Her casting raised some eyebrows because she’s only a few years older than Mitch Pileggi. What do you make of that?
[Laughter] I don’t think it really matters in the end. An example would be Harrison Ford and Sean Connery in “Indiana Jones and the Last Crusade.” I think there was only a 12-year age difference between those two. People bought that. I think people will definitely buy this too. We wanted there to be something a little strange about Harris and Judith’s relationship, so I think the casting plays in our favor there.
Switching gears for a moment, can you talk a little bit about how the writing process on “Dallas” works?
On our show and most others, you have a staff of writers starting with the executive producers at the top. On our staff we have eight writers. Cynthia Cidre, who developed and runs the show, guides the writing process, along with Robert Rovner, the other writing EP. For the first few weeks of the season, we all sit around a big table and talk about the storylines, the characters and generally where we’re going. And then we start breaking down each episode individually, and that takes a couple of weeks. And then one writer is assigned to write the script for each episode, and as that writer is working on his or her script, the other writers are talking about the next episode.

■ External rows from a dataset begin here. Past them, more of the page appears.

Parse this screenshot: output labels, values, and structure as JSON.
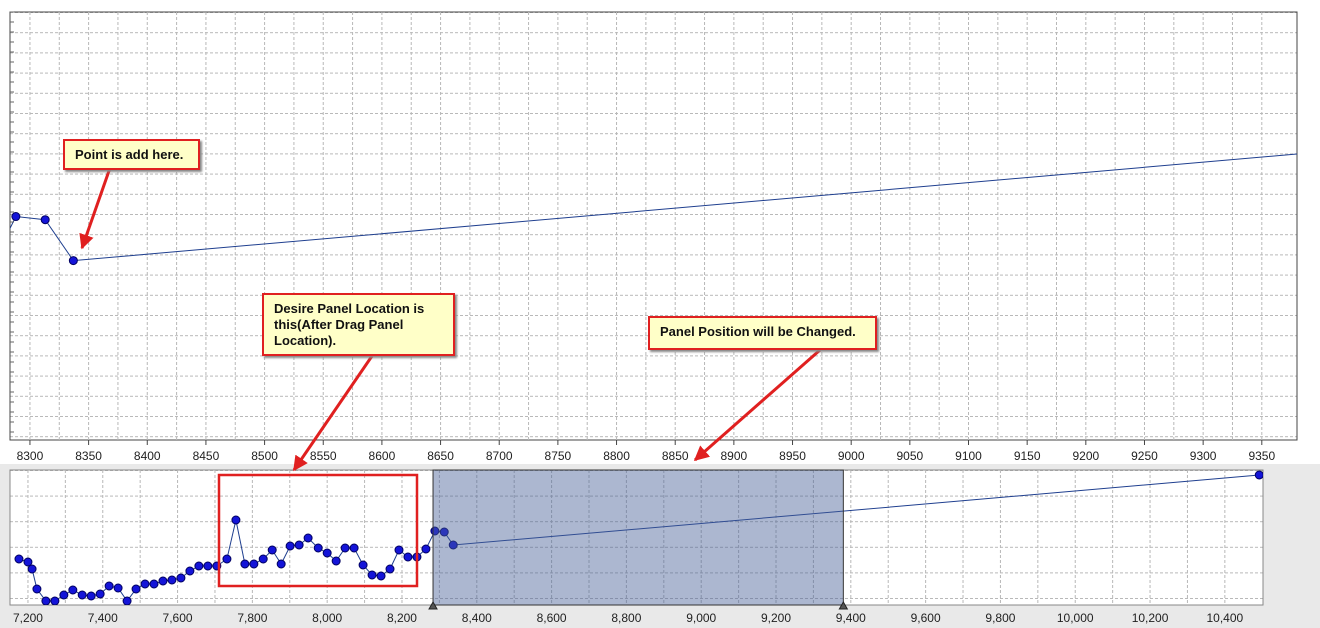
{
  "chart_data": {
    "type": "line",
    "x": [
      7176,
      7200,
      7211,
      7224,
      7248,
      7272,
      7296,
      7320,
      7345,
      7369,
      7393,
      7417,
      7441,
      7465,
      7489,
      7513,
      7537,
      7561,
      7585,
      7609,
      7633,
      7657,
      7681,
      7705,
      7732,
      7756,
      7780,
      7804,
      7829,
      7853,
      7877,
      7901,
      7925,
      7949,
      7976,
      8000,
      8024,
      8048,
      8072,
      8096,
      8120,
      8144,
      8168,
      8192,
      8216,
      8240,
      8264,
      8288,
      8313,
      8337,
      10492
    ],
    "series": [
      {
        "color": "#1f3f8f",
        "marker_color": "#1414d8",
        "values": [
          46,
          43,
          36,
          16,
          4,
          4,
          10,
          15,
          10,
          9,
          11,
          19,
          17,
          4,
          16,
          21,
          21,
          24,
          25,
          27,
          34,
          39,
          39,
          39,
          46,
          85,
          41,
          41,
          46,
          55,
          41,
          59,
          60,
          67,
          57,
          52,
          44,
          57,
          57,
          40,
          30,
          29,
          36,
          55,
          48,
          48,
          56,
          74,
          73,
          60,
          130
        ]
      }
    ],
    "xlim": [
      8283,
      9380
    ],
    "xticks": [
      8300,
      8350,
      8400,
      8450,
      8500,
      8550,
      8600,
      8650,
      8700,
      8750,
      8800,
      8850,
      8900,
      8950,
      9000,
      9050,
      9100,
      9150,
      9200,
      9250,
      9300,
      9350
    ],
    "ylim": [
      3,
      139
    ],
    "grid": true,
    "navigator": {
      "xlim": [
        7152,
        10502
      ],
      "xticks": [
        {
          "value": 7200,
          "label": "7,200"
        },
        {
          "value": 7400,
          "label": "7,400"
        },
        {
          "value": 7600,
          "label": "7,600"
        },
        {
          "value": 7800,
          "label": "7,800"
        },
        {
          "value": 8000,
          "label": "8,000"
        },
        {
          "value": 8200,
          "label": "8,200"
        },
        {
          "value": 8400,
          "label": "8,400"
        },
        {
          "value": 8600,
          "label": "8,600"
        },
        {
          "value": 8800,
          "label": "8,800"
        },
        {
          "value": 9000,
          "label": "9,000"
        },
        {
          "value": 9200,
          "label": "9,200"
        },
        {
          "value": 9400,
          "label": "9,400"
        },
        {
          "value": 9600,
          "label": "9,600"
        },
        {
          "value": 9800,
          "label": "9,800"
        },
        {
          "value": 10000,
          "label": "10,000"
        },
        {
          "value": 10200,
          "label": "10,200"
        },
        {
          "value": 10400,
          "label": "10,400"
        }
      ],
      "ylim": [
        0,
        135
      ]
    },
    "annotations": [
      "Point is add here.",
      "Desire Panel Location is this(After Drag Panel Location).",
      "Panel Position will be Changed."
    ]
  }
}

Once a script is written, how long does it take to produce it?
Well, then you go into pre-production, which takes about a week. You’re meeting with the director, you’re going through the script, you go and scout locations. And then you start production, which lasts about seven or eight days.
It sounds relentless.
It all happens pretty fast. One of the thrilling things about working in TV is that you write something and then a month later it’s filmed, whereas in feature films it can take years to get things done.
Getting back to the show itself, were you a fan of the original “Dallas”?
I’m 31, so when the original show was on, I was too young to be among the target audience. But I’ve always a big fan of the brand of the show – the big family soap opera. I loved “Six Feet Under.” I loved “Big Love.” And I was always conscious of “Dallas.” It was such a phenomenon. I knew it was a huge part of pop culture, like when “The Simpsons” did “Who Shot Mr. Burns?” So I always understood where that came from. But it wasn’t really until I got the job on the new show that I went back and watched a bunch of episodes of the old one. And the whole “Who Shot J.R.?” thing was great. I also liked the storyline when John Ross was kidnapped from the hospital, and when Pam wanted to be a mother to little John Ross and Bobby had to gently remind her it wasn’t her baby. I love the emotional stories. The business stories can sometimes make my head hurt!
You mentioned “Big Love,” which you wrote for before joining “Dallas.” I’ve always thought there were parallels between those shows. Both are about big western families with lots of secrets.
Yeah, absolutely. I think the Henricksons and the Ewings would definitely respect one another because of the value they place on family. It’s that us-versus-them mentality. When the Henricksons were under attack, they would set aside all their bickering and it was them against the people trying to persecute them. The Ewings are the same way.
And I think J.R. might’ve appreciated having more than one wife at a time.
[Laughter] Yeah, I think he could have flourished in that environment.